Hierarchical hidden Markov model with application to joint analysis of ChIP-chip and ChIP-seq data

Abstract

Motivation: Chromatin immunoprecipitation (ChIP) experiments followed by array hybridization, or ChIP-chip, is a powerful approach for identifying transcription factor binding sites (TFBS) and has been widely used. Recently, massively parallel sequencing coupled with ChIP experiments (ChIP-seq) has been increasingly used as an alternative to ChIP-chip, offering cost-effective genome-wide coverage and resolution up to a single base pair. For many well-studied TFs, both ChIP-seq and ChIP-chip experiments have been applied and their data are publicly available. Previous analyses have revealed substantial technology-specific binding signals despite strong correlation between the two sets of results. Therefore, it is of interest to see whether the two data sources can be combined to enhance the detection of TFBS.
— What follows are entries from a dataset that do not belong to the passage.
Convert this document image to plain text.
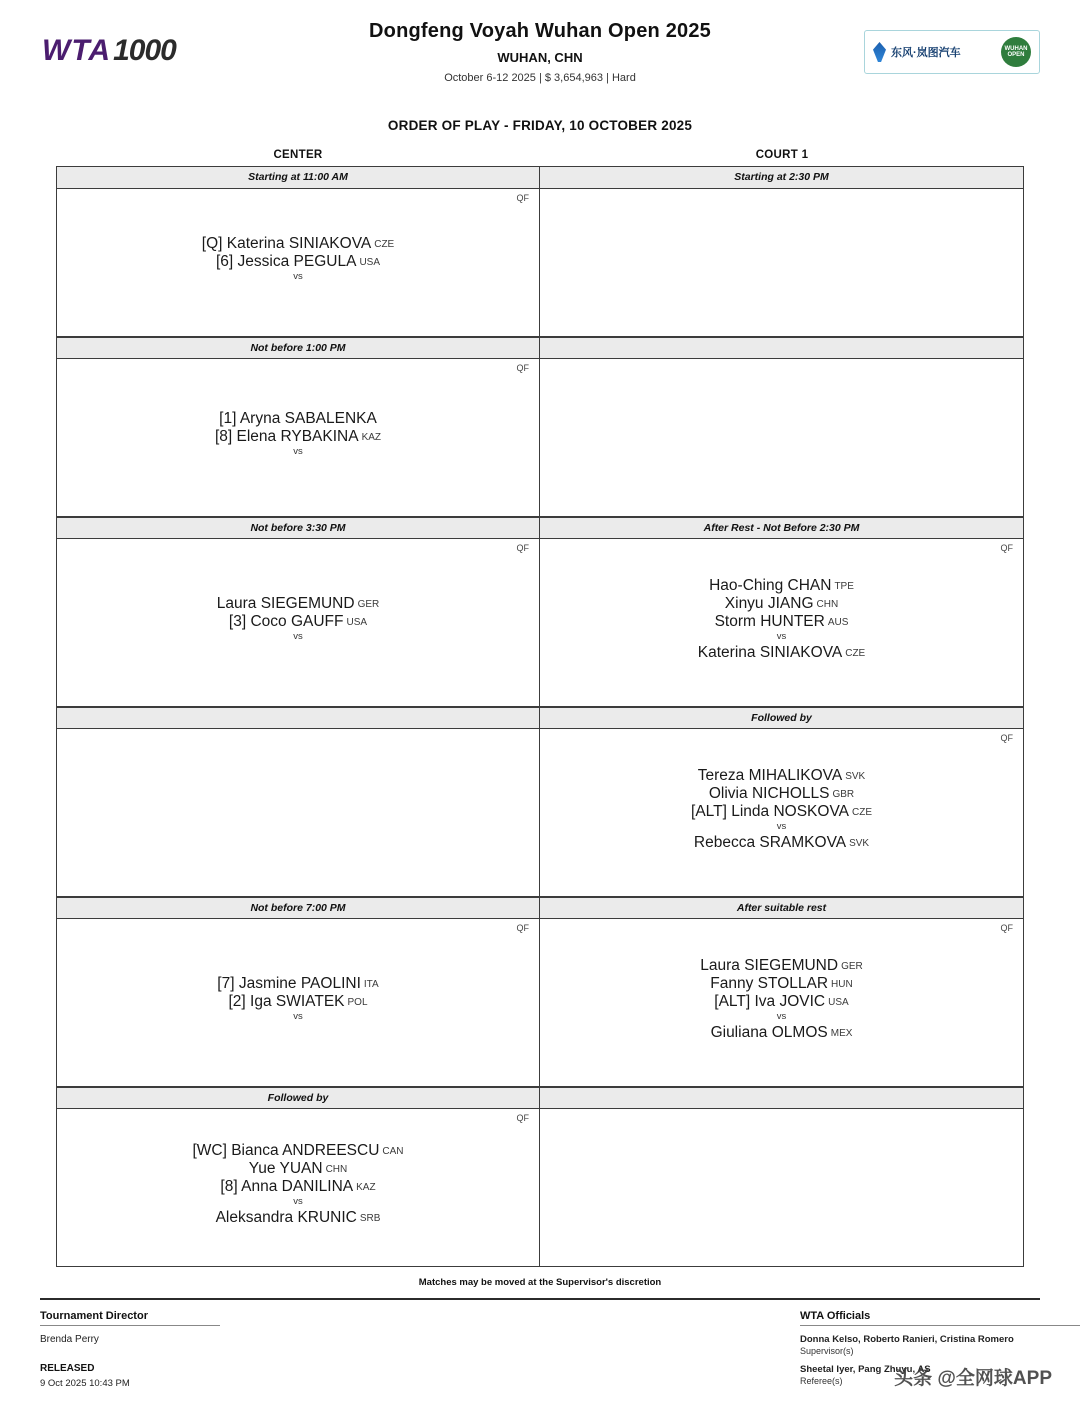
WTA 1000
Dongfeng Voyah Wuhan Open 2025
WUHAN, CHN
October 6-12 2025 | $ 3,654,963 | Hard
东风·岚图汽车	WUHAN
OPEN
ORDER OF PLAY - FRIDAY, 10 OCTOBER 2025
CENTER	COURT 1
Starting at 11:00 AM
QF
[Q] Katerina SINIAKOVA CZE
[6] Jessica PEGULA USA
vs
Not before 1:00 PM
QF
[1] Aryna SABALENKA
[8] Elena RYBAKINA KAZ
vs
Not before 3:30 PM
QF
Laura SIEGEMUND GER
[3] Coco GAUFF USA
vs

Not before 7:00 PM
QF
[7] Jasmine PAOLINI ITA
[2] Iga SWIATEK POL
vs
Followed by
QF
[WC] Bianca ANDREESCU CAN
Yue YUAN CHN
[8] Anna DANILINA KAZ
vs
Aleksandra KRUNIC SRB
Starting at 2:30 PM

After Rest - Not Before 2:30 PM
QF
Hao-Ching CHAN TPE
Xinyu JIANG CHN
Storm HUNTER AUS
vs
Katerina SINIAKOVA CZE
Followed by
QF
Tereza MIHALIKOVA SVK
Olivia NICHOLLS GBR
[ALT] Linda NOSKOVA CZE
vs
Rebecca SRAMKOVA SVK
After suitable rest
QF
Laura SIEGEMUND GER
Fanny STOLLAR HUN
[ALT] Iva JOVIC USA
vs
Giuliana OLMOS MEX

Matches may be moved at the Supervisor's discretion
Tournament Director
Brenda Perry
RELEASED
9 Oct 2025 10:43 PM
WTA Officials
Donna Kelso, Roberto Ranieri, Cristina Romero
Supervisor(s)
Sheetal Iyer, Pang Zhuyu, AS
Referee(s)	头条 @全网球APP
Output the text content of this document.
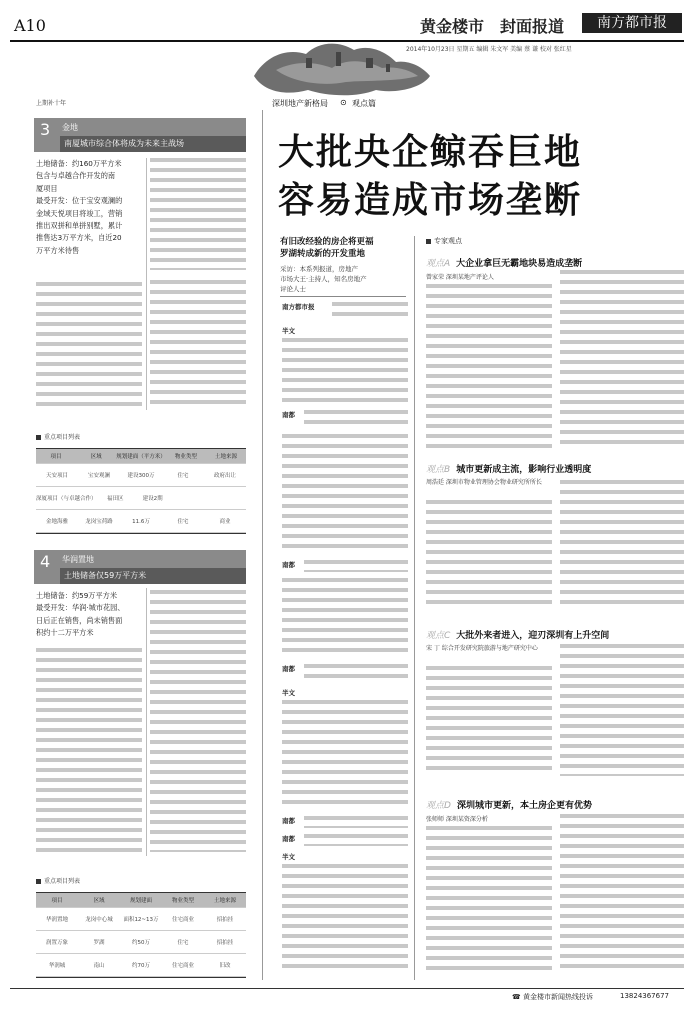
A10	黄金楼市 封面报道	南方都市报
2014年10月23日 星期五 编辑 朱文军 美编 蔡 谦 校对 张红星
深圳地产新格局 ⊙ 观点篇
大批央企鲸吞巨地
容易造成市场垄断
上期补十年
3 金地
南厦城市综合体将成为未来主战场
土地储备：约160万平方米
包含与卓越合作开发的南
厦项目
最受开发：位于宝安观澜的
金域天悦项目将竣工，营销
推出双拼和单拼别墅，累计
推售达3万平方米，自近20
万平方米待售
重点项目列表
项目	区域	规划建面（平方米）	物业类型	土地来源
天安项目	宝安观澜	建设300万	住宅	政府出让
深厦项目（与卓越合作）	福田区	建设2期
金地海雅	龙岗宝荷路	11.6万	住宅	商业
4 华润置地
土地储备仅59万平方米
土地储备：约59万平方米
最受开发：华润·城市花园、
日后正在销售，尚未销售面
积约十二万平方米
重点项目列表
项目	区域	规划建面	物业类型	土地来源
华润置地	龙岗中心城	面积12~13万	住宅商业	招拍挂
润置万象	罗湖	约50万	住宅	招拍挂
华润城	南山	约70万	住宅商业	旧改
有旧改经验的房企将更福
罗湖转成新的开发重地
采访：本系列报道，房地产
市场大王·主持人，知名房地产
评论人士
南方都市报
半文
南都
南都
南都
半文
南都
南都
半文
专家观点
观点A 大企业拿巨无霸地块易造成垄断
曾家荣 深圳某地产评论人
观点B 城市更新成主流，影响行业透明度
周浩廷 深圳市物业管理协会物业研究所所长
观点C 大批外来者进入，迎刃深圳有上升空间
宋 丁 综合开发研究院旅游与地产研究中心
观点D 深圳城市更新，本土房企更有优势
张师师 深圳某资深分析
☎ 黄金楼市新闻热线投诉	13824367677
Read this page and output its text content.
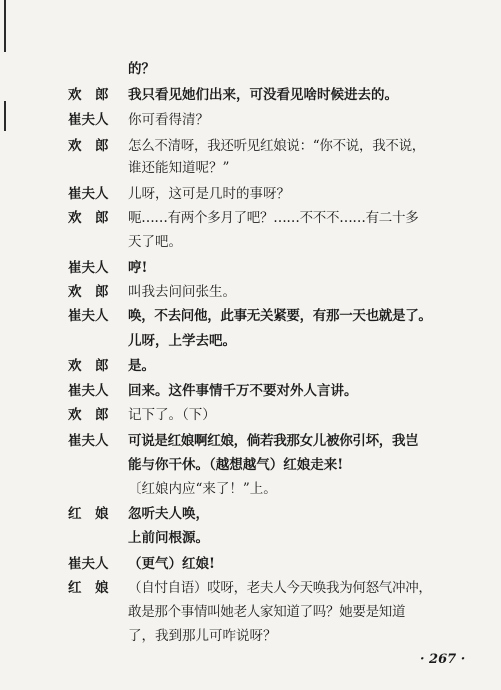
的？
欢　郎	我只看见她们出来，可没看见啥时候进去的。
崔夫人	你可看得清？
欢　郎	怎么不清呀，我还听见红娘说：“你不说，我不说，
谁还能知道呢？”
崔夫人	儿呀，这可是几时的事呀？
欢　郎	呃……有两个多月了吧？……不不不……有二十多
天了吧。
崔夫人	哼!
欢　郎	叫我去问问张生。
崔夫人	唤，不去问他，此事无关紧要，有那一天也就是了。
儿呀，上学去吧。
欢　郎	是。
崔夫人	回来。这件事情千万不要对外人言讲。
欢　郎	记下了。（下）
崔夫人	可说是红娘啊红娘，倘若我那女儿被你引坏，我岂
能与你干休。（越想越气）红娘走来!
〔红娘内应“来了！”上。
红　娘	忽听夫人唤，
上前问根源。
崔夫人	（更气）红娘!
红　娘	（自忖自语）哎呀，老夫人今天唤我为何怒气冲冲，
敢是那个事情叫她老人家知道了吗？她要是知道
了，我到那儿可咋说呀？
· 267 ·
Results: In this work, hierarchical hidden Markov model (HHMM) is proposed for combining data from ChIP-seq and ChIP-chip. In HHMM, inference results from individual HMMs in ChIP-seq and ChIP-chip experiments are summarized by a higher level HMM. Simulation studies show the advantage of HHMM when data from both technologies co-exist. Analysis of two well-studied TFs, NRSF and CCCTC-binding factor (CTCF), also suggests that HHMM yields improved TFBS identification in comparison to analyses using individual data sources or a simple merger of the two.

Availability: Source code for the software ChIPmeta is freely available for download at http://www.umich.edu/~hwchoi/HHMMsoftware.zip, implemented in C and supported on linux.

Fig. 1.

HHMM framework with the master process in the top layer and the multiple individual processes in the bottom layer. The hidden states in ChIP-seq and ChIP-chip data are considered as emission from the master process.

Fig. 2.

Plots of the ROC in the four simulation datasets, comparing ChIP-seq only, ChIP-chip only, HHMM, Intersection and Union. Four different settings of ChIP-seq and ChIP-chip data were generated. Signal present in 75% and 90% (A); 60% and 80% (B);75% and 75% (C); and 90% and 90% (D) of the ChIP-enriched regions detected by ChIP-seq and ChIP-chip, respectively.